Step 1: Understanding the Question:
We need to calculate the standard entropy change (\(\Delta S^\circ\)) using the relationship between enthalpy, temperature, and the equilibrium constant.
Step 2: Key Formula or Approach:
\[ \Delta G^\circ = \Delta H^\circ - T\Delta S^\circ = -2.303 RT \log K \]
\[ \Delta S^\circ = \frac{\Delta H^\circ + 2.303 RT \log K}{T} \]
Step 3: Detailed Explanation:
Given: \(T = 300 \text{ K}, \Delta H^\circ = 28400 \text{ J/mol}, K = 1.8 \times 10^{-7}\).
Calculate \(\log K\):
\[ \log K = \log(1.8 \times 10^{-7}) = \log(1.8) - 7 \]

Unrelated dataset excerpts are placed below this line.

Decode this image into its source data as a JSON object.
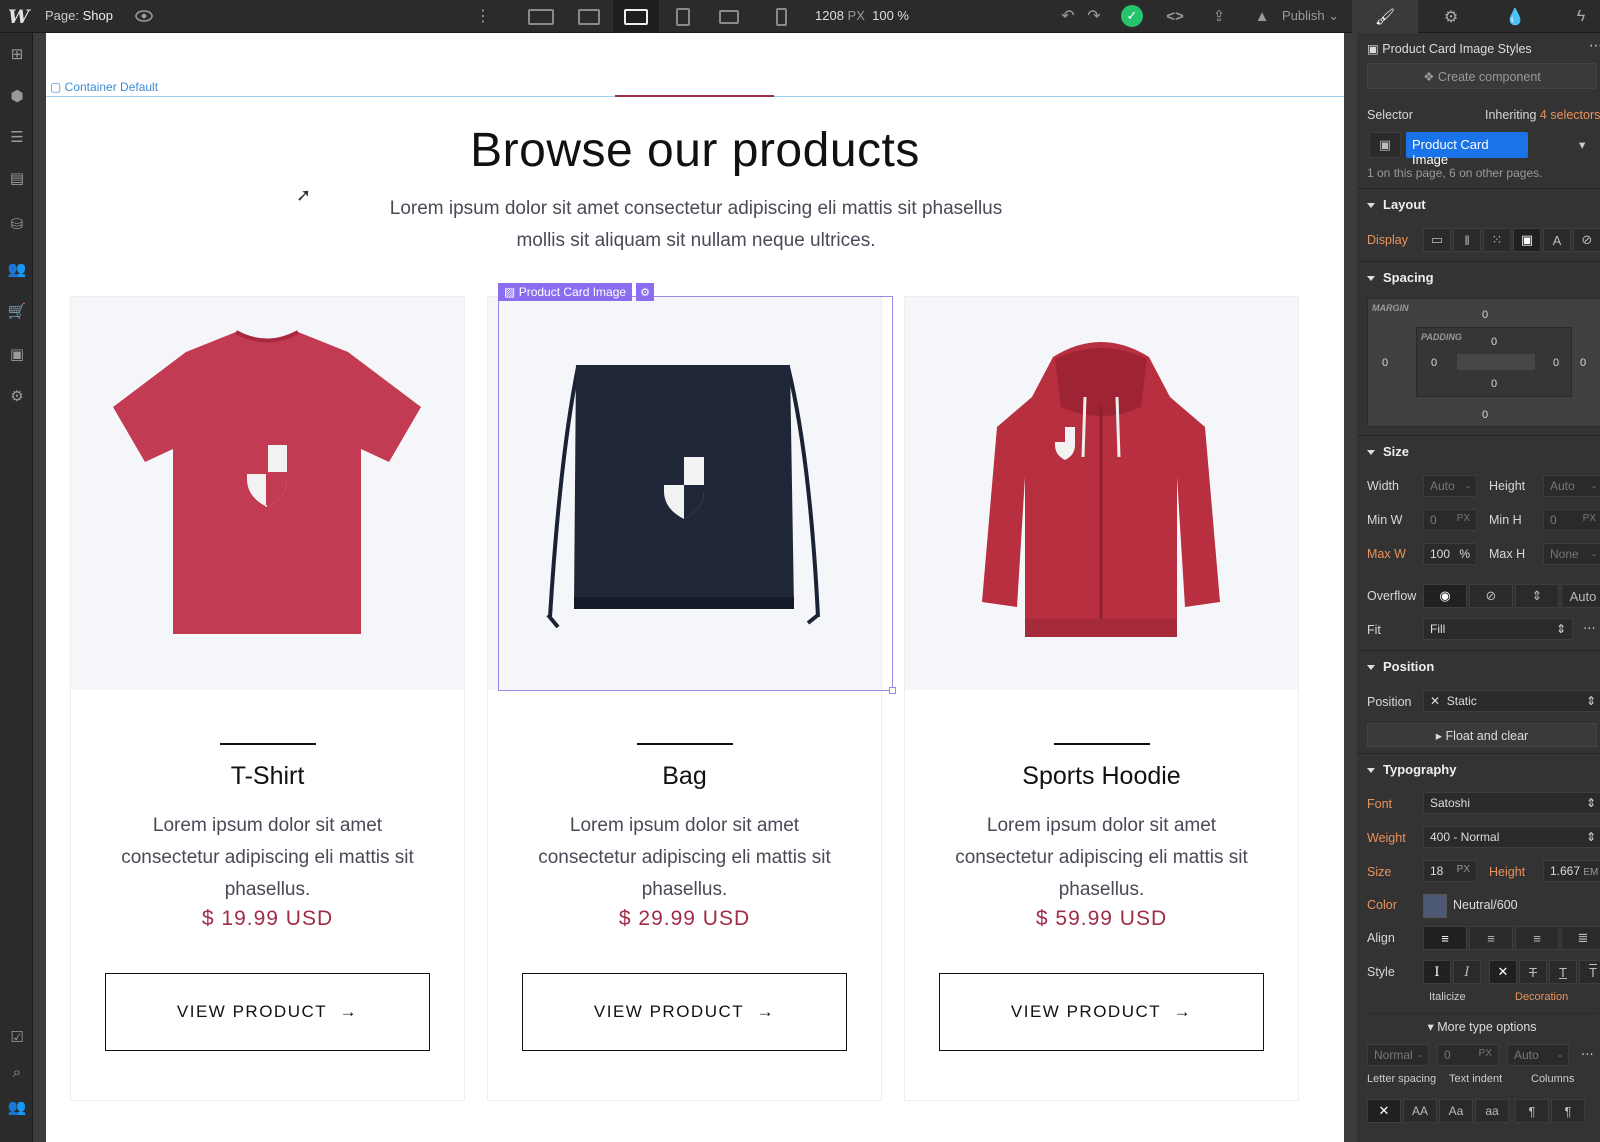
{
  "topbar": {
    "logo": "W",
    "page_prefix": "Page:",
    "page_name": "Shop",
    "width_value": "1208",
    "width_unit": "PX",
    "zoom": "100 %",
    "publish_label": "Publish"
  },
  "canvas": {
    "container_label": "Container Default",
    "heading": "Browse our products",
    "subheading": "Lorem ipsum dolor sit amet consectetur adipiscing eli mattis sit phasellus mollis sit aliquam sit nullam neque ultrices.",
    "selection_tag": "Product Card Image",
    "products": [
      {
        "name": "T-Shirt",
        "desc": "Lorem ipsum dolor sit amet consectetur adipiscing eli mattis sit phasellus.",
        "price": "$ 19.99 USD",
        "button": "VIEW PRODUCT",
        "color": "#c23b52"
      },
      {
        "name": "Bag",
        "desc": "Lorem ipsum dolor sit amet consectetur adipiscing eli mattis sit phasellus.",
        "price": "$ 29.99 USD",
        "button": "VIEW PRODUCT",
        "color": "#1e2638"
      },
      {
        "name": "Sports Hoodie",
        "desc": "Lorem ipsum dolor sit amet consectetur adipiscing eli mattis sit phasellus.",
        "price": "$ 59.99 USD",
        "button": "VIEW PRODUCT",
        "color": "#b8303f"
      }
    ]
  },
  "panel": {
    "title": "Product Card Image Styles",
    "create_component": "Create component",
    "selector_label": "Selector",
    "inheriting_prefix": "Inheriting",
    "inheriting_count": "4 selectors",
    "selector_chip": "Product Card Image",
    "selector_note": "1 on this page, 6 on other pages.",
    "layout": {
      "title": "Layout",
      "display_label": "Display"
    },
    "spacing": {
      "title": "Spacing",
      "margin_label": "MARGIN",
      "padding_label": "PADDING",
      "margin_top": "0",
      "margin_left": "0",
      "margin_right": "0",
      "margin_bottom": "0",
      "padding_top": "0",
      "padding_left": "0",
      "padding_right": "0",
      "padding_bottom": "0"
    },
    "size": {
      "title": "Size",
      "width_label": "Width",
      "width_value": "Auto",
      "width_unit": "-",
      "height_label": "Height",
      "height_value": "Auto",
      "height_unit": "-",
      "minw_label": "Min W",
      "minw_value": "0",
      "minw_unit": "PX",
      "minh_label": "Min H",
      "minh_value": "0",
      "minh_unit": "PX",
      "maxw_label": "Max W",
      "maxw_value": "100",
      "maxw_unit": "%",
      "maxh_label": "Max H",
      "maxh_value": "None",
      "maxh_unit": "-",
      "overflow_label": "Overflow",
      "overflow_auto": "Auto",
      "fit_label": "Fit",
      "fit_value": "Fill"
    },
    "position": {
      "title": "Position",
      "position_label": "Position",
      "position_value": "Static",
      "float_label": "Float and clear"
    },
    "typography": {
      "title": "Typography",
      "font_label": "Font",
      "font_value": "Satoshi",
      "weight_label": "Weight",
      "weight_value": "400 - Normal",
      "size_label": "Size",
      "size_value": "18",
      "size_unit": "PX",
      "height_label": "Height",
      "height_value": "1.667",
      "height_unit": "EM",
      "color_label": "Color",
      "color_value": "Neutral/600",
      "align_label": "Align",
      "style_label": "Style",
      "italicize_label": "Italicize",
      "decoration_label": "Decoration",
      "more_label": "More type options",
      "letter_spacing_value": "Normal",
      "letter_spacing_unit": "-",
      "text_indent_value": "0",
      "text_indent_unit": "PX",
      "columns_value": "Auto",
      "columns_unit": "-",
      "letter_spacing_label": "Letter spacing",
      "text_indent_label": "Text indent",
      "columns_label": "Columns"
    }
  },
  "colors": {
    "accent": "#9b2d45",
    "price": "#a02c47",
    "selection": "#8a6df0",
    "selector_chip": "#1a73e8",
    "status_ok": "#27c46b"
  }
}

\[ \log(1.8) = \log(2 \times 9 / 10) = \log 2 + 2\log 3 - \log 10 \]
\[ \log(1.8) = 0.3 + 2(0.47) - 1 = 0.3 + 0.94 - 1 = 0.24 \]
\[ \log K = 0.24 - 7 = -6.76 \]
Now substitute into the entropy equation:
\[ \Delta S^\circ = \frac{28400 + (2.303 \times 8.314 \times 300 \times (-6.76))}{300} \]
\[ \Delta S^\circ = \frac{28400 - 38741.2}{300} = \frac{-10341.2}{300} \approx -34.47 \text{ J/K}\cdot\text{mol} \]
The magnitude of \(\Delta S^\circ\) is approximately 34 J/K-mol.
Step 4: Final Answer:
The magnitude of \(\Delta S^\circ\) is 34 J/K-mole.